換了一個老木匠過來,活做得多了,活計也見得多了,說不定就能把阿梅想要的樣子做出來。

阿梅雖然有想法,可是也只能是想法,她自己又不會做。

研究室裡的研究狗和實地操作的工科狗,那能是同一個品種?

所以這幾個人這段時間估計也就是一直在搗鼓這個東西。

可惜啊,沒有理論的支撐,實際操作又不行,只能做出一堆失敗品。

“認什麼錯?”馮永奇怪地看了一眼阿梅,“這事你做得對,後面我有獎賞。”

說著,一屁股坐到紡車前,呆呆地看著紡車。

阿梅的想法如同一把鑰匙,開啟了馮永記憶的大門,他開始努力地回憶起前世關於紡車的一點一滴。

“媽的,為什麼老子不是紡織工程專業畢業呢?”馮永想了半天,這才懊惱地發現自己除了在書上看到過紡車的模樣,實際中根本沒有見過。

除了語文書上的黃道婆,好像與紡織有關的只有歷史書了。

可是不管是語文書還是歷史書,都是在大肆宣揚當時領先世界水平多少多少年,問題是,領先在哪?怎麼做的,卻是一字未提。

當時只顧瞎幾把自豪了,自豪完就沒了,連人家是怎麼做出來的都不知道。

失敗,真是失敗。

再後面,圈地運動是英國的,羊吃人也是英國的,珍妮機,好像也是英國佬發明的吧?是不是用的水力?

馮永實在是記不清了,他只記得第一次工業革命都是在有河水的工坊裡起來的。

可是這些對眼前改裝手搖紡車毫無意義。

屋裡的人看著馮永突然如著了魔一般,目光呆滯地坐在那裡一動不動,嘴裡喃喃自語,也不知是在說什麼。

開始還以為他是在想事情,當下都不敢出聲,生怕打斷了他的思路。

“子實,你說,兄長不會有事吧?”

過了一會,最先耐不住的是趙廣,他輕輕地碰了一下王訓,說了一句。

“小聲些,兄長正在想事情呢。
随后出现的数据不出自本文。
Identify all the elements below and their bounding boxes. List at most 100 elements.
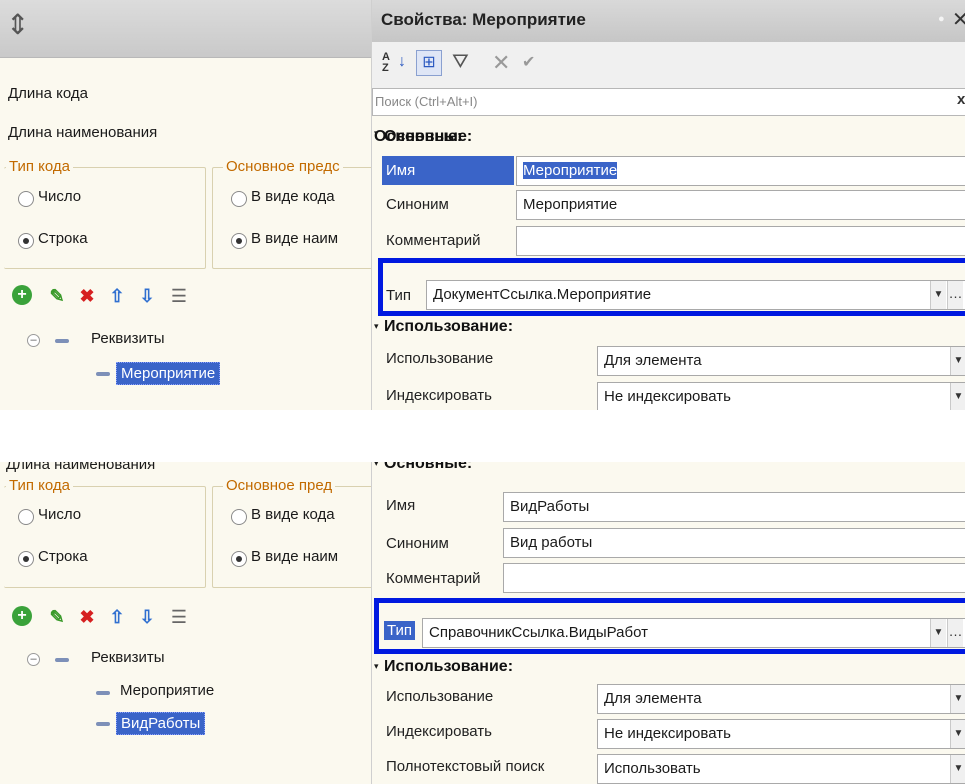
bottom-left-panel: Длина наименования Тип кода Число Строка… <box>0 462 371 784</box>
code-type-group-label: Тип кода <box>6 158 74 175</box>
filter-icon[interactable]: ⛛ <box>452 51 469 74</box>
repr-name-radio[interactable] <box>231 233 247 249</box>
section-collapse-icon[interactable]: ▾ <box>374 128 379 139</box>
index-field[interactable]: Не индексировать <box>597 719 965 749</box>
type-field[interactable]: ДокументСсылка.Мероприятие <box>426 280 965 310</box>
attribute-icon <box>96 722 110 726</box>
properties-panel: Свойства: Мероприятие ● ✕ AZ ↓ ⊞ ⛛ ✕ ✔ П… <box>371 0 965 410</box>
type-label: Тип <box>384 621 416 640</box>
usage-value: Для элемента <box>604 690 702 707</box>
type-select-button[interactable]: … <box>947 281 963 309</box>
usage-value: Для элемента <box>604 352 702 369</box>
properties-title: Свойства: Мероприятие <box>381 10 586 29</box>
pin-icon[interactable]: ● <box>938 13 945 25</box>
add-icon[interactable]: + <box>12 606 32 626</box>
tree-item[interactable]: Мероприятие <box>120 682 214 699</box>
resize-cursor-icon: ⇕ <box>6 9 30 40</box>
code-type-string-radio[interactable] <box>18 551 34 567</box>
tree-collapse-icon[interactable]: – <box>27 653 40 666</box>
search-input[interactable]: Поиск (Ctrl+Alt+I) x <box>372 88 965 116</box>
sort-az-icon[interactable]: AZ <box>382 52 390 74</box>
name-value: Мероприятие <box>523 162 618 179</box>
section-main-header: Основные: <box>384 462 473 472</box>
name-label: Имя <box>386 162 416 179</box>
type-label: Тип <box>386 287 412 304</box>
usage-dropdown-arrow-icon[interactable]: ▼ <box>950 685 965 713</box>
sort-arrow-icon: ↓ <box>398 53 406 70</box>
usage-dropdown-arrow-icon[interactable]: ▼ <box>950 347 965 375</box>
fulltext-value: Использовать <box>604 760 701 777</box>
comment-field[interactable] <box>503 563 965 593</box>
move-up-icon[interactable]: ⇧ <box>106 606 128 628</box>
fulltext-field[interactable]: Использовать <box>597 754 965 784</box>
index-dropdown-arrow-icon[interactable]: ▼ <box>950 720 965 748</box>
code-type-number-radio[interactable] <box>18 191 34 207</box>
move-down-icon[interactable]: ⇩ <box>136 606 158 628</box>
edit-icon[interactable]: ✎ <box>46 285 68 307</box>
section-collapse-icon[interactable]: ▾ <box>374 462 379 469</box>
usage-label: Использование <box>386 688 494 705</box>
list-icon[interactable]: ☰ <box>168 606 190 628</box>
type-dropdown-arrow-icon[interactable]: ▼ <box>930 281 946 309</box>
delete-icon[interactable]: ✖ <box>76 285 98 307</box>
attributes-toolbar: + ✎ ✖ ⇧ ⇩ ☰ <box>0 604 371 634</box>
cancel-icon[interactable]: ✕ <box>492 50 510 76</box>
properties-toolbar: AZ ↓ ⊞ ⛛ ✕ ✔ <box>372 42 965 88</box>
list-icon[interactable]: ☰ <box>168 285 190 307</box>
type-dropdown-arrow-icon[interactable]: ▼ <box>930 619 946 647</box>
categories-icon[interactable]: ⊞ <box>416 50 442 76</box>
section-usage-header: Использование: <box>384 318 514 335</box>
properties-titlebar: Свойства: Мероприятие ● ✕ <box>372 0 965 42</box>
section-usage-collapse-icon[interactable]: ▾ <box>374 661 379 672</box>
move-down-icon[interactable]: ⇩ <box>136 285 158 307</box>
name-field[interactable]: ВидРаботы <box>503 492 965 522</box>
left-panel-header: ⇕ <box>0 0 371 58</box>
usage-field[interactable]: Для элемента <box>597 684 965 714</box>
code-type-group: Тип кода Число Строка <box>4 158 206 269</box>
repr-code-label: В виде кода <box>251 506 335 523</box>
tree-item-selected[interactable]: Мероприятие <box>116 362 221 385</box>
synonym-value: Вид работы <box>510 534 593 551</box>
repr-code-radio[interactable] <box>231 191 247 207</box>
tree-item-selected[interactable]: ВидРаботы <box>116 712 206 735</box>
code-type-number-label: Число <box>38 188 82 205</box>
properties-panel-bottom: ▾ Основные: Имя ВидРаботы Синоним Вид ра… <box>371 462 965 784</box>
close-icon[interactable]: ✕ <box>952 7 965 32</box>
code-type-string-radio[interactable] <box>18 233 34 249</box>
comment-field[interactable] <box>516 226 965 256</box>
main-repr-group: Основное пред В виде кода В виде наим <box>212 477 371 588</box>
index-value: Не индексировать <box>604 388 731 405</box>
tree-root-label[interactable]: Реквизиты <box>91 330 165 347</box>
name-value: ВидРаботы <box>510 498 590 515</box>
delete-icon[interactable]: ✖ <box>76 606 98 628</box>
add-icon[interactable]: + <box>12 285 32 305</box>
top-left-panel: ⇕ Длина кода Длина наименования Тип кода… <box>0 0 371 410</box>
name-field[interactable]: Мероприятие <box>516 156 965 186</box>
code-type-string-label: Строка <box>38 230 88 247</box>
fulltext-label: Полнотекстовый поиск <box>386 758 545 775</box>
edit-icon[interactable]: ✎ <box>46 606 68 628</box>
move-up-icon[interactable]: ⇧ <box>106 285 128 307</box>
tree-collapse-icon[interactable]: – <box>27 334 40 347</box>
index-field[interactable]: Не индексировать <box>597 382 965 410</box>
type-value: ДокументСсылка.Мероприятие <box>433 286 652 303</box>
fulltext-dropdown-arrow-icon[interactable]: ▼ <box>950 755 965 783</box>
main-repr-group-label: Основное пред <box>223 477 336 494</box>
index-dropdown-arrow-icon[interactable]: ▼ <box>950 383 965 410</box>
search-clear-icon[interactable]: x <box>957 91 965 108</box>
synonym-field[interactable]: Вид работы <box>503 528 965 558</box>
type-select-button[interactable]: … <box>947 619 963 647</box>
repr-name-label: В виде наим <box>251 230 339 247</box>
repr-name-radio[interactable] <box>231 551 247 567</box>
repr-code-radio[interactable] <box>231 509 247 525</box>
synonym-label: Синоним <box>386 535 449 552</box>
usage-field[interactable]: Для элемента <box>597 346 965 376</box>
synonym-field[interactable]: Мероприятие <box>516 190 965 220</box>
code-type-number-radio[interactable] <box>18 509 34 525</box>
check-icon[interactable]: ✔ <box>522 52 535 72</box>
type-field[interactable]: СправочникСсылка.ВидыРабот <box>422 618 965 648</box>
section-usage-collapse-icon[interactable]: ▾ <box>374 321 379 332</box>
name-length-label: Длина наименования <box>8 124 158 141</box>
tree-root-label[interactable]: Реквизиты <box>91 649 165 666</box>
attribute-group-icon <box>55 658 69 662</box>
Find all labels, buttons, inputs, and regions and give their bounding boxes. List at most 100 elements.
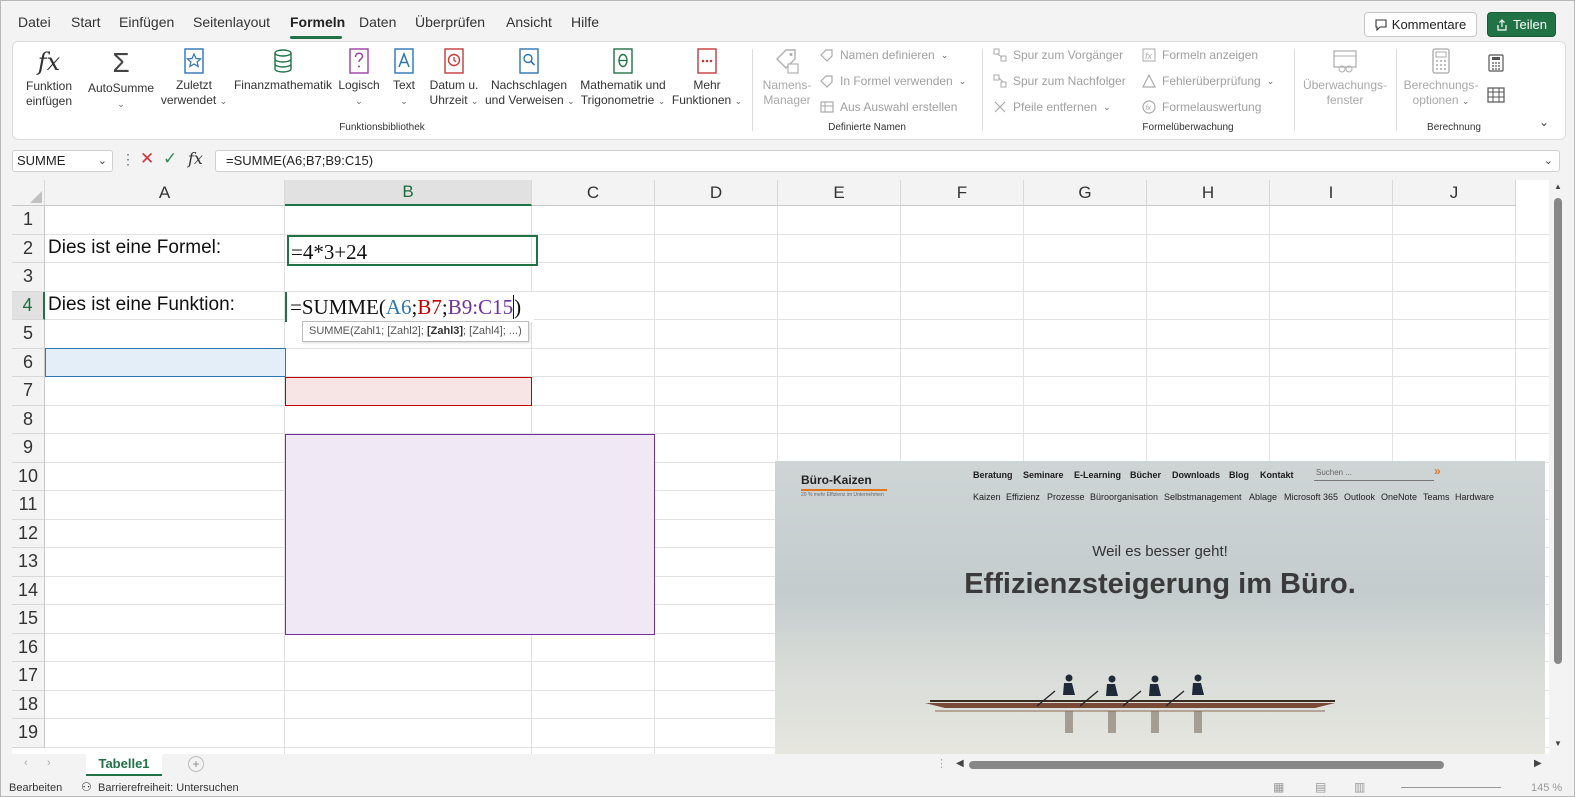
name-manager-button[interactable]: Namens- Manager xyxy=(760,47,814,108)
tab-hilfe[interactable]: Hilfe xyxy=(571,14,599,30)
row-header-14[interactable]: 14 xyxy=(12,576,45,605)
select-all-corner[interactable] xyxy=(12,180,45,206)
next-sheet-icon[interactable]: › xyxy=(47,757,51,769)
cell-a2[interactable]: Dies ist eine Formel: xyxy=(48,237,221,259)
column-header-c[interactable]: C xyxy=(532,180,655,206)
row-header-8[interactable]: 8 xyxy=(12,405,45,434)
datetime-button[interactable]: Datum u. Uhrzeit ⌄ xyxy=(425,47,483,109)
use-in-formula-button[interactable]: In Formel verwenden ⌄ xyxy=(820,74,966,88)
splitter-icon[interactable]: ⋮ xyxy=(936,757,947,770)
more-functions-button[interactable]: Mehr Funktionen ⌄ xyxy=(671,47,743,109)
column-header-a[interactable]: A xyxy=(45,180,285,206)
cancel-icon[interactable]: ✕ xyxy=(140,149,154,169)
sheet-tab-tabelle1[interactable]: Tabelle1 xyxy=(86,754,162,776)
define-name-button[interactable]: Namen definieren ⌄ xyxy=(820,48,948,62)
calc-options-button[interactable]: Berechnungs- optionen ⌄ xyxy=(1403,47,1479,109)
logical-button[interactable]: Logisch ⌄ xyxy=(335,47,383,109)
row-header-2[interactable]: 2 xyxy=(12,234,45,263)
tab-ansicht[interactable]: Ansicht xyxy=(506,14,552,30)
calculate-now-icon[interactable] xyxy=(1488,54,1504,72)
more-options-icon[interactable]: ⋮ xyxy=(121,151,135,168)
column-header-f[interactable]: F xyxy=(901,180,1024,206)
error-checking-button[interactable]: Fehlerüberprüfung ⌄ xyxy=(1142,74,1274,88)
comments-button[interactable]: Kommentare xyxy=(1364,12,1477,37)
scroll-right-icon[interactable]: ▶ xyxy=(1534,758,1542,769)
watch-window-button[interactable]: Überwachungs- fenster xyxy=(1299,47,1391,108)
page-break-view-icon[interactable]: ▥ xyxy=(1354,780,1365,794)
row-header-11[interactable]: 11 xyxy=(12,491,45,520)
column-header-h[interactable]: H xyxy=(1147,180,1270,206)
row-header-16[interactable]: 16 xyxy=(12,633,45,662)
trace-dependents-button[interactable]: Spur zum Nachfolger xyxy=(993,74,1126,88)
row-header-12[interactable]: 12 xyxy=(12,519,45,548)
formula-input[interactable]: =SUMME(A6;B7;B9:C15) ⌄ xyxy=(215,150,1560,172)
scroll-left-icon[interactable]: ◀ xyxy=(956,758,964,769)
create-from-selection-button[interactable]: Aus Auswahl erstellen xyxy=(820,100,957,114)
column-header-g[interactable]: G xyxy=(1024,180,1147,206)
row-header-10[interactable]: 10 xyxy=(12,462,45,491)
row-header-4[interactable]: 4 xyxy=(12,291,45,320)
normal-view-icon[interactable]: ▦ xyxy=(1273,780,1284,794)
tab-daten[interactable]: Daten xyxy=(359,14,396,30)
financial-button[interactable]: Finanzmathematik xyxy=(231,47,335,93)
accessibility-status[interactable]: Barrierefreiheit: Untersuchen xyxy=(98,782,239,794)
tab-ueberpruefen[interactable]: Überprüfen xyxy=(415,14,485,30)
row-header-17[interactable]: 17 xyxy=(12,662,45,691)
scroll-up-icon[interactable]: ▲ xyxy=(1554,182,1562,191)
row-header-15[interactable]: 15 xyxy=(12,605,45,634)
row-header-3[interactable]: 3 xyxy=(12,263,45,292)
add-sheet-icon[interactable]: + xyxy=(188,756,204,772)
row-header-18[interactable]: 18 xyxy=(12,690,45,719)
autosum-button[interactable]: Σ AutoSumme ⌄ xyxy=(85,47,157,112)
row-header-13[interactable]: 13 xyxy=(12,548,45,577)
sheet-tab-bar: ‹ › Tabelle1 + ⋮ ◀ ▶ xyxy=(12,754,1566,776)
chevron-down-icon[interactable]: ⌄ xyxy=(98,151,107,171)
row-header-9[interactable]: 9 xyxy=(12,434,45,463)
cell-b4-editing[interactable]: =SUMME(A6;B7;B9:C15) xyxy=(285,292,534,322)
tab-einfuegen[interactable]: Einfügen xyxy=(119,14,174,30)
row-header-19[interactable]: 19 xyxy=(12,719,45,748)
row-header-1[interactable]: 1 xyxy=(12,206,45,235)
collapse-ribbon-icon[interactable]: ⌄ xyxy=(1539,115,1549,129)
text-functions-button[interactable]: Text ⌄ xyxy=(387,47,421,109)
calculate-sheet-icon[interactable] xyxy=(1487,87,1505,103)
column-header-j[interactable]: J xyxy=(1393,180,1516,206)
column-header-i[interactable]: I xyxy=(1270,180,1393,206)
horizontal-scroll-thumb[interactable] xyxy=(969,761,1444,769)
confirm-icon[interactable]: ✓ xyxy=(163,149,177,169)
share-button[interactable]: Teilen xyxy=(1487,12,1556,37)
zoom-slider[interactable] xyxy=(1401,787,1501,788)
accessibility-icon[interactable]: ⚇ xyxy=(81,780,92,794)
cell-a4[interactable]: Dies ist eine Funktion: xyxy=(48,294,235,316)
column-header-b[interactable]: B xyxy=(285,180,532,206)
vertical-scrollbar[interactable]: ▲ ▼ xyxy=(1550,180,1566,754)
expand-formula-icon[interactable]: ⌄ xyxy=(1544,151,1553,171)
zoom-level[interactable]: 145 % xyxy=(1531,782,1562,794)
trace-precedents-button[interactable]: Spur zum Vorgänger xyxy=(993,48,1123,62)
recently-used-button[interactable]: Zuletzt verwendet ⌄ xyxy=(159,47,229,109)
cell-b2[interactable]: =4*3+24 xyxy=(287,235,538,266)
remove-arrows-button[interactable]: Pfeile entfernen ⌄ xyxy=(993,100,1111,114)
lookup-button[interactable]: Nachschlagen und Verweisen ⌄ xyxy=(485,47,575,109)
row-header-7[interactable]: 7 xyxy=(12,377,45,406)
name-box[interactable]: SUMME ⌄ xyxy=(12,150,113,172)
tab-datei[interactable]: Datei xyxy=(18,14,51,30)
calculator-icon xyxy=(1432,48,1450,74)
row-header-5[interactable]: 5 xyxy=(12,320,45,349)
worksheet-grid[interactable]: ABCDEFGHIJ 1 2 3 4 5 6 7 8 9 10 11 12 13 14 15 16 17 18 19… xyxy=(12,180,1549,754)
insert-function-button[interactable]: fx Funktion einfügen xyxy=(22,47,76,109)
tab-seitenlayout[interactable]: Seitenlayout xyxy=(193,14,270,30)
evaluate-formula-button[interactable]: fx Formelauswertung xyxy=(1142,100,1261,114)
insert-function-fx-icon[interactable]: fx xyxy=(188,149,203,168)
prev-sheet-icon[interactable]: ‹ xyxy=(24,757,28,769)
show-formulas-button[interactable]: fx Formeln anzeigen xyxy=(1142,48,1258,62)
row-header-6[interactable]: 6 xyxy=(12,348,45,377)
column-header-d[interactable]: D xyxy=(655,180,778,206)
tab-start[interactable]: Start xyxy=(71,14,101,30)
vertical-scroll-thumb[interactable] xyxy=(1554,198,1562,664)
tab-formeln[interactable]: Formeln xyxy=(290,14,345,30)
math-trig-button[interactable]: Mathematik und Trigonometrie ⌄ xyxy=(577,47,669,109)
scroll-down-icon[interactable]: ▼ xyxy=(1554,739,1562,748)
column-header-e[interactable]: E xyxy=(778,180,901,206)
page-layout-view-icon[interactable]: ▤ xyxy=(1315,780,1326,794)
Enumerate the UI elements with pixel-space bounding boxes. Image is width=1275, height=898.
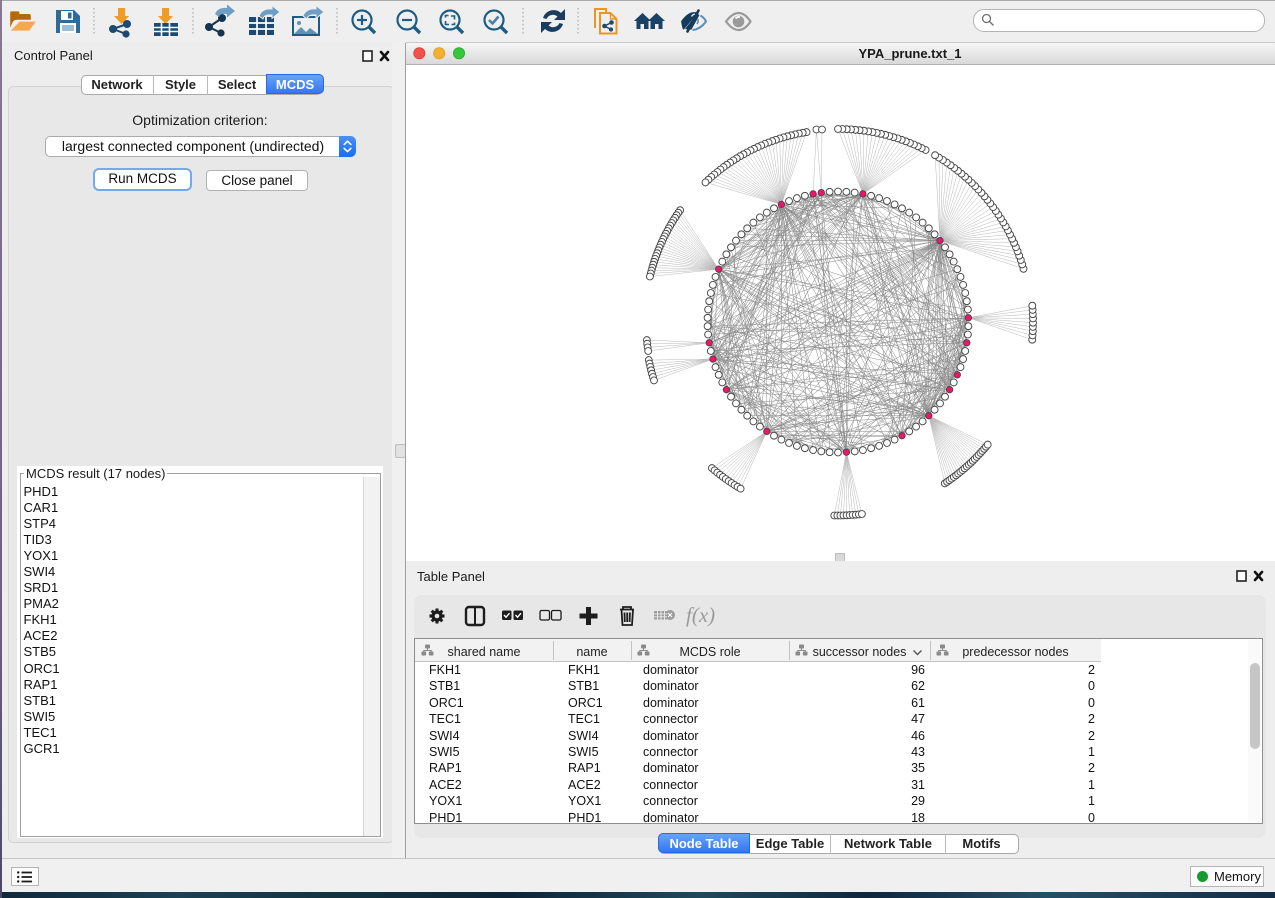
svg-text:f(x): f(x) [686,603,715,627]
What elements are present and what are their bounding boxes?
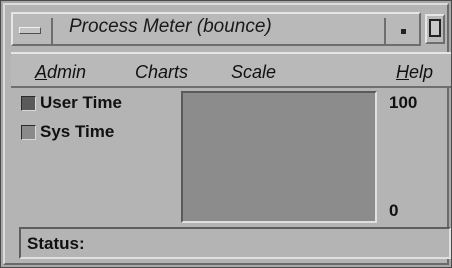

”

王訓提醒道。

“你不覺得,兄長這個模樣有些不對勁嗎?”趙廣定定地看著馮永,嘴裡繼續說道,“不會是著了魔吧?”

精神病人思路廣?

王訓古怪地看了一眼趙廣,他自然是不會想出這麼一句對趙廣大不敬的話來,但心裡首先想到的,總是覺得趙二兄的想法是不是對兄長有些不敬?。

“別忘了,兄長以前可是發過癔症的。”

趙廣看懂了王訓的眼神,心下一著急,便翻出了馮永以前的黑歷史。

王訓經趙廣這麼一提醒,也猛地想起來了,再與趙廣對視一眼,兩人均在對方眼裡看出了些許的擔心。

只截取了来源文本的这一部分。